Still not quite it, as there are a few final sections; these should be quick to deal with, so my next post really should be the final one. Nearly there!

Comments

  1. Owlmirror says

    (which, among other things, makes me wonder what exactly was supposed to have happened after death to the souls of all the people who lived and died in the thousands of years before Jesus’s birth)

    They went to hell, of course. But! The “good ones” were released by Jesus.

    https://en.wikipedia.org/wiki/Harrowing_of_Hell

    As it says: “The term Harrowing of Hell refers not merely to the idea that Christ descended into Hell, as in the Creed, but to the rich tradition that developed later, asserting that he triumphed over inferos, releasing Hell’s captives, particularly Adam and Eve, and the righteous men and women of the Old Testament period.”

    It’s not as simple as that, of course. There’s no explicit canonical narrative about it, just a “tradition”, as it says.

    Early Christians had a bit of a problem: If the pre-Christian Jews were in Heaven, then Judaism actually was on par with Christianity. One didn’t actually need Jesus — or if you did now (that is, after Christ’s death and resurrection), then that meant that God had arbitrarily changed his mind about what was necessary to get into Heaven. So if one wanted Christianity to be supreme, and for it to have always been supreme (that is, for God to not have changed his mind about Judaism being able to get people into heaven), it sort of made sense to have it that everyone before Christ had gone to hell, even the most righteous of the Jews; even the prophets; even Moses himself — but in order for the righteousness of those pre-Christians to be recognized, they had Jesus himself rescue them all out of Hell.
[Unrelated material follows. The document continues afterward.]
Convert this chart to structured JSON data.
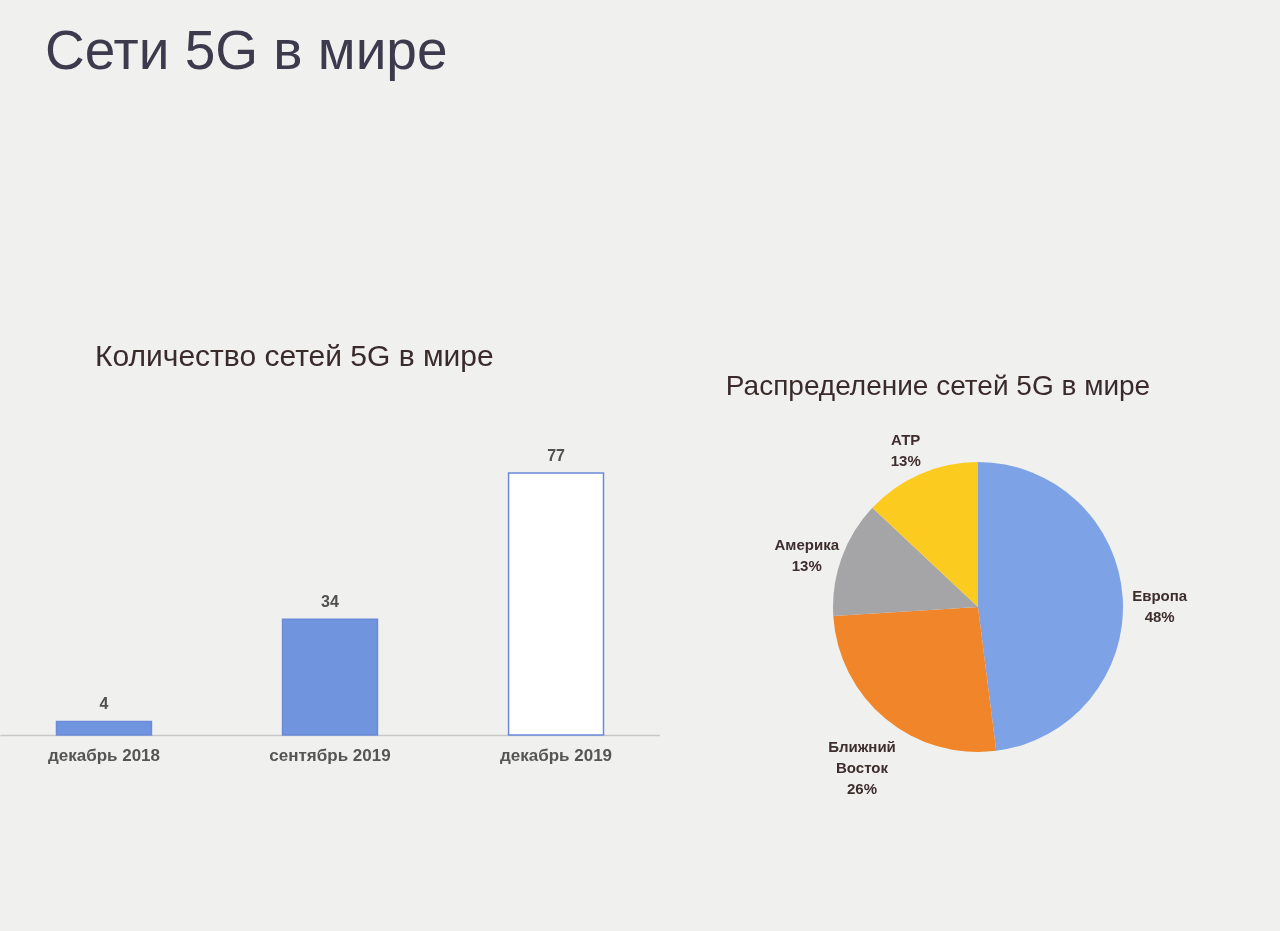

    Of course, there’s still some arbitrariness there. If Jesus could pull people out of Hell, why then, and not earlier? Or why not later? Why couldn’t Jesus pull righteous Jews out of Hell after his resurrection as well?
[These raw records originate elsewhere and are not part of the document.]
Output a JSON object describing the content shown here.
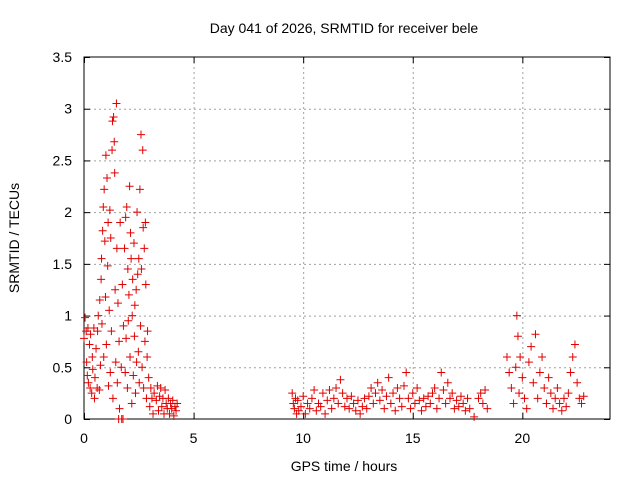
{
  "chart_data": {
    "type": "scatter",
    "title": "Day 041 of 2026, SRMTID for receiver bele",
    "xlabel": "GPS time / hours",
    "ylabel": "SRMTID / TECUs",
    "xlim": [
      0,
      24
    ],
    "ylim": [
      0,
      3.5
    ],
    "xticks": [
      0,
      5,
      10,
      15,
      20
    ],
    "xtick_labels": [
      "0",
      "5",
      "10",
      "15",
      "20"
    ],
    "yticks": [
      0,
      0.5,
      1,
      1.5,
      2,
      2.5,
      3,
      3.5
    ],
    "ytick_labels": [
      "0",
      "0.5",
      "1",
      "1.5",
      "2",
      "2.5",
      "3",
      "3.5"
    ],
    "grid": true,
    "marker": "+",
    "series": [
      {
        "name": "SRMTID",
        "color": "#e00000",
        "points": [
          [
            0.0,
            0.78
          ],
          [
            0.05,
            0.98
          ],
          [
            0.1,
            0.85
          ],
          [
            0.12,
            0.55
          ],
          [
            0.15,
            0.42
          ],
          [
            0.18,
            0.88
          ],
          [
            0.2,
            0.35
          ],
          [
            0.25,
            0.72
          ],
          [
            0.28,
            0.3
          ],
          [
            0.3,
            0.82
          ],
          [
            0.35,
            0.25
          ],
          [
            0.38,
            0.6
          ],
          [
            0.4,
            0.48
          ],
          [
            0.45,
            0.88
          ],
          [
            0.48,
            0.2
          ],
          [
            0.5,
            0.4
          ],
          [
            0.55,
            0.68
          ],
          [
            0.6,
            0.3
          ],
          [
            0.62,
            0.85
          ],
          [
            0.65,
            1.0
          ],
          [
            0.7,
            0.28
          ],
          [
            0.72,
            1.15
          ],
          [
            0.75,
            0.52
          ],
          [
            0.78,
            1.35
          ],
          [
            0.8,
            1.55
          ],
          [
            0.82,
            0.92
          ],
          [
            0.85,
            1.82
          ],
          [
            0.88,
            2.05
          ],
          [
            0.9,
            0.6
          ],
          [
            0.92,
            2.22
          ],
          [
            0.95,
            1.72
          ],
          [
            0.98,
            1.18
          ],
          [
            1.0,
            2.55
          ],
          [
            1.02,
            0.72
          ],
          [
            1.05,
            2.33
          ],
          [
            1.08,
            1.48
          ],
          [
            1.1,
            1.9
          ],
          [
            1.12,
            0.32
          ],
          [
            1.15,
            1.05
          ],
          [
            1.18,
            2.02
          ],
          [
            1.2,
            0.45
          ],
          [
            1.22,
            1.75
          ],
          [
            1.25,
            0.85
          ],
          [
            1.28,
            2.6
          ],
          [
            1.3,
            2.88
          ],
          [
            1.32,
            0.2
          ],
          [
            1.35,
            2.92
          ],
          [
            1.38,
            2.68
          ],
          [
            1.4,
            2.38
          ],
          [
            1.42,
            1.25
          ],
          [
            1.45,
            0.55
          ],
          [
            1.48,
            3.05
          ],
          [
            1.5,
            1.65
          ],
          [
            1.52,
            0.35
          ],
          [
            1.55,
            1.12
          ],
          [
            1.58,
            0.0
          ],
          [
            1.6,
            0.75
          ],
          [
            1.62,
            0.1
          ],
          [
            1.65,
            1.9
          ],
          [
            1.7,
            0.5
          ],
          [
            1.72,
            0.0
          ],
          [
            1.75,
            1.3
          ],
          [
            1.78,
            0.0
          ],
          [
            1.8,
            0.9
          ],
          [
            1.85,
            1.65
          ],
          [
            1.88,
            0.45
          ],
          [
            1.9,
            1.95
          ],
          [
            1.92,
            0.78
          ],
          [
            1.95,
            2.05
          ],
          [
            1.98,
            0.3
          ],
          [
            2.0,
            1.45
          ],
          [
            2.02,
            0.95
          ],
          [
            2.05,
            1.2
          ],
          [
            2.08,
            2.25
          ],
          [
            2.1,
            0.6
          ],
          [
            2.12,
            1.8
          ],
          [
            2.15,
            1.55
          ],
          [
            2.18,
            0.15
          ],
          [
            2.2,
            1.0
          ],
          [
            2.22,
            1.35
          ],
          [
            2.25,
            0.42
          ],
          [
            2.28,
            1.7
          ],
          [
            2.3,
            0.8
          ],
          [
            2.32,
            1.1
          ],
          [
            2.35,
            0.25
          ],
          [
            2.38,
            1.25
          ],
          [
            2.4,
            0.55
          ],
          [
            2.42,
            2.0
          ],
          [
            2.45,
            1.4
          ],
          [
            2.48,
            0.65
          ],
          [
            2.5,
            1.55
          ],
          [
            2.52,
            0.35
          ],
          [
            2.55,
            2.22
          ],
          [
            2.58,
            0.9
          ],
          [
            2.6,
            2.75
          ],
          [
            2.62,
            1.45
          ],
          [
            2.65,
            0.5
          ],
          [
            2.68,
            2.6
          ],
          [
            2.7,
            1.85
          ],
          [
            2.72,
            0.3
          ],
          [
            2.75,
            1.65
          ],
          [
            2.78,
            0.75
          ],
          [
            2.8,
            1.9
          ],
          [
            2.82,
            1.3
          ],
          [
            2.85,
            0.2
          ],
          [
            2.88,
            0.6
          ],
          [
            2.9,
            0.85
          ],
          [
            2.95,
            0.4
          ],
          [
            3.0,
            0.12
          ],
          [
            3.05,
            0.3
          ],
          [
            3.1,
            0.2
          ],
          [
            3.15,
            0.05
          ],
          [
            3.2,
            0.25
          ],
          [
            3.3,
            0.18
          ],
          [
            3.35,
            0.32
          ],
          [
            3.4,
            0.08
          ],
          [
            3.45,
            0.22
          ],
          [
            3.5,
            0.3
          ],
          [
            3.55,
            0.12
          ],
          [
            3.6,
            0.2
          ],
          [
            3.65,
            0.05
          ],
          [
            3.7,
            0.28
          ],
          [
            3.75,
            0.15
          ],
          [
            3.8,
            0.1
          ],
          [
            3.85,
            0.2
          ],
          [
            3.9,
            0.05
          ],
          [
            3.95,
            0.15
          ],
          [
            4.0,
            0.1
          ],
          [
            4.05,
            0.18
          ],
          [
            4.1,
            0.03
          ],
          [
            4.15,
            0.12
          ],
          [
            4.2,
            0.08
          ],
          [
            4.25,
            0.15
          ],
          [
            9.5,
            0.25
          ],
          [
            9.55,
            0.15
          ],
          [
            9.6,
            0.1
          ],
          [
            9.65,
            0.2
          ],
          [
            9.7,
            0.05
          ],
          [
            9.75,
            0.18
          ],
          [
            9.8,
            0.08
          ],
          [
            9.9,
            0.12
          ],
          [
            10.0,
            0.22
          ],
          [
            10.1,
            0.05
          ],
          [
            10.2,
            0.15
          ],
          [
            10.3,
            0.1
          ],
          [
            10.4,
            0.2
          ],
          [
            10.5,
            0.28
          ],
          [
            10.6,
            0.08
          ],
          [
            10.7,
            0.15
          ],
          [
            10.8,
            0.12
          ],
          [
            10.9,
            0.25
          ],
          [
            11.0,
            0.05
          ],
          [
            11.1,
            0.18
          ],
          [
            11.2,
            0.28
          ],
          [
            11.3,
            0.1
          ],
          [
            11.4,
            0.2
          ],
          [
            11.5,
            0.3
          ],
          [
            11.6,
            0.15
          ],
          [
            11.7,
            0.38
          ],
          [
            11.8,
            0.25
          ],
          [
            11.9,
            0.12
          ],
          [
            12.0,
            0.2
          ],
          [
            12.1,
            0.1
          ],
          [
            12.2,
            0.22
          ],
          [
            12.3,
            0.15
          ],
          [
            12.4,
            0.08
          ],
          [
            12.5,
            0.18
          ],
          [
            12.6,
            0.05
          ],
          [
            12.7,
            0.12
          ],
          [
            12.8,
            0.2
          ],
          [
            12.9,
            0.1
          ],
          [
            13.0,
            0.22
          ],
          [
            13.1,
            0.3
          ],
          [
            13.2,
            0.15
          ],
          [
            13.3,
            0.25
          ],
          [
            13.4,
            0.35
          ],
          [
            13.5,
            0.18
          ],
          [
            13.6,
            0.28
          ],
          [
            13.7,
            0.1
          ],
          [
            13.8,
            0.22
          ],
          [
            13.9,
            0.4
          ],
          [
            14.0,
            0.15
          ],
          [
            14.1,
            0.25
          ],
          [
            14.2,
            0.08
          ],
          [
            14.3,
            0.3
          ],
          [
            14.4,
            0.2
          ],
          [
            14.5,
            0.12
          ],
          [
            14.6,
            0.32
          ],
          [
            14.7,
            0.45
          ],
          [
            14.8,
            0.2
          ],
          [
            14.9,
            0.1
          ],
          [
            15.0,
            0.25
          ],
          [
            15.1,
            0.15
          ],
          [
            15.2,
            0.3
          ],
          [
            15.3,
            0.18
          ],
          [
            15.4,
            0.08
          ],
          [
            15.5,
            0.2
          ],
          [
            15.6,
            0.12
          ],
          [
            15.7,
            0.22
          ],
          [
            15.8,
            0.15
          ],
          [
            15.9,
            0.25
          ],
          [
            16.0,
            0.3
          ],
          [
            16.1,
            0.1
          ],
          [
            16.2,
            0.2
          ],
          [
            16.3,
            0.45
          ],
          [
            16.4,
            0.28
          ],
          [
            16.5,
            0.15
          ],
          [
            16.6,
            0.35
          ],
          [
            16.7,
            0.2
          ],
          [
            16.8,
            0.25
          ],
          [
            16.9,
            0.1
          ],
          [
            17.0,
            0.18
          ],
          [
            17.1,
            0.12
          ],
          [
            17.2,
            0.22
          ],
          [
            17.3,
            0.15
          ],
          [
            17.4,
            0.08
          ],
          [
            17.5,
            0.2
          ],
          [
            17.6,
            0.1
          ],
          [
            17.8,
            0.02
          ],
          [
            18.0,
            0.2
          ],
          [
            18.1,
            0.25
          ],
          [
            18.2,
            0.15
          ],
          [
            18.3,
            0.28
          ],
          [
            18.4,
            0.1
          ],
          [
            19.3,
            0.6
          ],
          [
            19.4,
            0.45
          ],
          [
            19.5,
            0.3
          ],
          [
            19.6,
            0.15
          ],
          [
            19.7,
            0.5
          ],
          [
            19.75,
            1.0
          ],
          [
            19.8,
            0.8
          ],
          [
            19.85,
            0.25
          ],
          [
            19.9,
            0.6
          ],
          [
            20.0,
            0.4
          ],
          [
            20.1,
            0.2
          ],
          [
            20.2,
            0.1
          ],
          [
            20.3,
            0.55
          ],
          [
            20.4,
            0.7
          ],
          [
            20.5,
            0.35
          ],
          [
            20.6,
            0.82
          ],
          [
            20.7,
            0.2
          ],
          [
            20.8,
            0.45
          ],
          [
            20.9,
            0.6
          ],
          [
            21.0,
            0.3
          ],
          [
            21.1,
            0.15
          ],
          [
            21.2,
            0.4
          ],
          [
            21.3,
            0.25
          ],
          [
            21.4,
            0.1
          ],
          [
            21.5,
            0.2
          ],
          [
            21.6,
            0.3
          ],
          [
            21.7,
            0.15
          ],
          [
            21.8,
            0.08
          ],
          [
            21.9,
            0.2
          ],
          [
            22.0,
            0.12
          ],
          [
            22.1,
            0.25
          ],
          [
            22.2,
            0.45
          ],
          [
            22.3,
            0.6
          ],
          [
            22.4,
            0.72
          ],
          [
            22.5,
            0.35
          ],
          [
            22.6,
            0.2
          ],
          [
            22.7,
            0.15
          ],
          [
            22.8,
            0.22
          ]
        ]
      }
    ]
  }
}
    As with most theology, it falls apart when you examine it too closely. But I guess that once the tradition arose, it just sort of continued, as these things do, not closely examined.

  2. Dr Sarah says

    I’d never heard of this, and it’s really interesting. Basically, Christians seem to have recognised the problem and thought of a solution for it that… doesn’t solve all that much.